Потом в рассказах, написанных во второй половине 1960-х годов, Шукшин каялся, пришло понимание, что Павел Николаевич Куксин, холостой красивый парень, взявший в жены сиболонку с двумя детьми, был добрым, совестливым, благородным человеком, а Мария Сергеевна, несомненно, была по-женски очень привлекательна, раз сумела такого парня увлечь. Но ребенком Василий страдал, отчуждался от матери и ее мужа, хотя в его мемуарной прозе это страдание приглушено, смягчено, что вообще-то для его резкой, колючей манеры письма нехарактерно.

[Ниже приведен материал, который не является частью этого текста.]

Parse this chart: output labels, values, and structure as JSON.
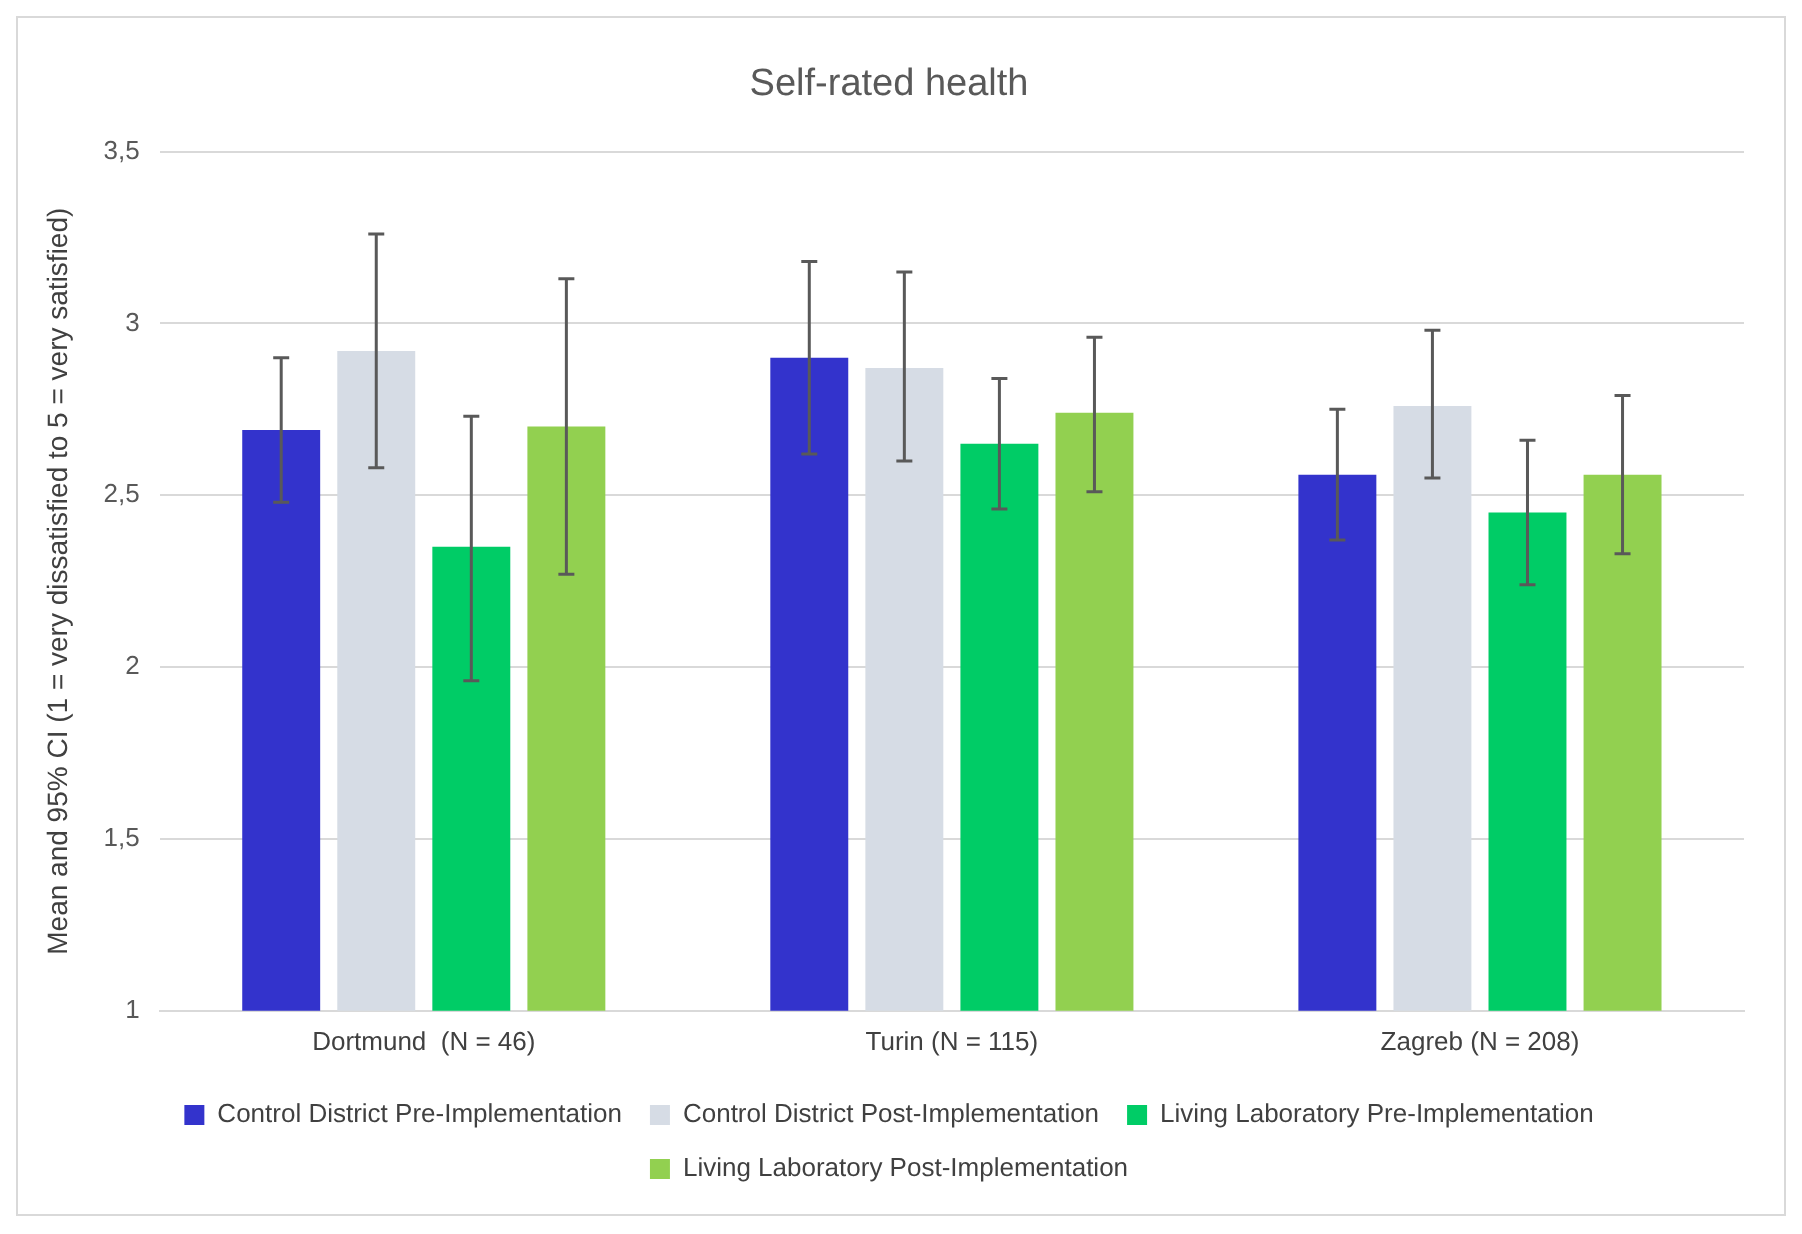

А отчим действительно был не только добрым, но и очень заботливым, хозяйственным человеком. Спустя некоторое время он купил в Сростках дом, точнее, это была половина дома — но какого! — такого не было даже у председателя колхоза. Мария Сергеевна устроилась в больницу сиделкой, Павел Николаевич работал заготовителем кож, и таким образом оба оставались фактически вне колхоза, что давало им большую свободу действий и перемещений.
В 1940 году Павел Николаевич и Мария Сергеевна перебрались в Бийск, и Шукшин оставил о том художественное свидетельство — грустную, очень трогательную историю мальчика и девочки, которых против их воли и желания осенней ночью привозят в незнакомый, огромный город, в чужой дом со своими обычаями, обидами, подозрениями, и назавтра дети из этого дома сбегают. Однако это — поэтическое воспоминание поздних лет, рассказ личный, едва ли не покаянный, заканчивающийся чудесным возвращением на деревенскую родину, а в жизни все было иначе, и разница между художественной прозой и прозой жизни в этом случае весьма показательна. В рассказе инициатором переезда выступает отчим (которого недолюбливающий его пасынок — вот любопытная лингвистическая деталь — зовет папкой, в то время как умершего отца вспоминает как тятю), в реальности — это было решение Марии Сергеевны, женщины очень активной, предприимчивой, которая — можно предположить — искала в городе шанс переменить судьбу и уйти от нависавшего над нею сибулонского прошлого и непростых отношений с мужниной родней.
В рассказе дети возвращаются в деревню буквально на следующий день, в действительности же они прожили в городе целый год, учились в школе имени члена Бийского ревкома Георгия Савича Щацкого, и то было опять очень непростое для одиннадцатилетнего мальчика время. «С городскими мальчишками Вася сходился нелегко, но игра в ножичек, в чижа увлекала его, даже и меня он научил играть в эти игры. Я думаю, он тренировался со мной для того, чтобы не выглядеть размазней или “деревней” среди городских парнишек», — вспоминала позднее Наталья Макаровна. И можно не сомневаться: ему там было очень тяжело. В деревне — сын сибулонки, в городе — деревенщина. Вот откуда его сжатые кулаки.
Позднее Шукшин описывал свое первое впечатление от Бийска довольно иронично, но вместе и тепло: «Вот прошел я в первый раз по скрипучему качающемуся, с легким провесом, наплавному мосту… Это было первое чудо, какое я видел. Понемногу я стал открывать еще другие чудеса. Например, пожарку. Каланча вконец заворожила меня. Я поклялся, что стану пожарником. Потом мне захотелось быть матросом на пароходе “Анатолий”, еще шофером — чтобы заехать на мост, а он бы так и осел под машиной. А когда побывал на базаре, то окончательно решил стать жуликом — мне показалось, что в таком скоплении людей и при таком обилии всякого добра гораздо легче своровать арбуз, чем у нас на селе, у тетки Семенихи из огорода…»
Еще один бийский след в его прозе — в выдуманном рассказе «Мох», где речь идет о том, как горожане продавали «деревенским дуракам» одеяла, набитые мхом: «Сверху ваты положат, а внутрь — этого мха. То же делали и с бальками камышовыми — подушки делали. Она сперва-то мягкая, а потом сваляется — на ней хоть голову руби».
Много лет спустя Шукшина обвинят в том, что он противопоставляет город и деревню. А что ему еще оставалось, если он с этим чувством рос?
Но все же главное даже не эти чудеса, шалости, обиды и обманы, а то, что первый детский опыт большого путешествия, первый опыт насильственного разрыва с деревней, с одной стороны, довольно рано обострил его тоску по родине, ностальгию, которой он будет болеть всю жизнь, а с другой — этот опыт дал ему ту легкость, те решительность и готовность все изведать, переменить судьбу, с чем через шесть лет он переступит порог даже не родного дома, а родного края и пустится из деревни в далекое, многодневное странствие по жизни.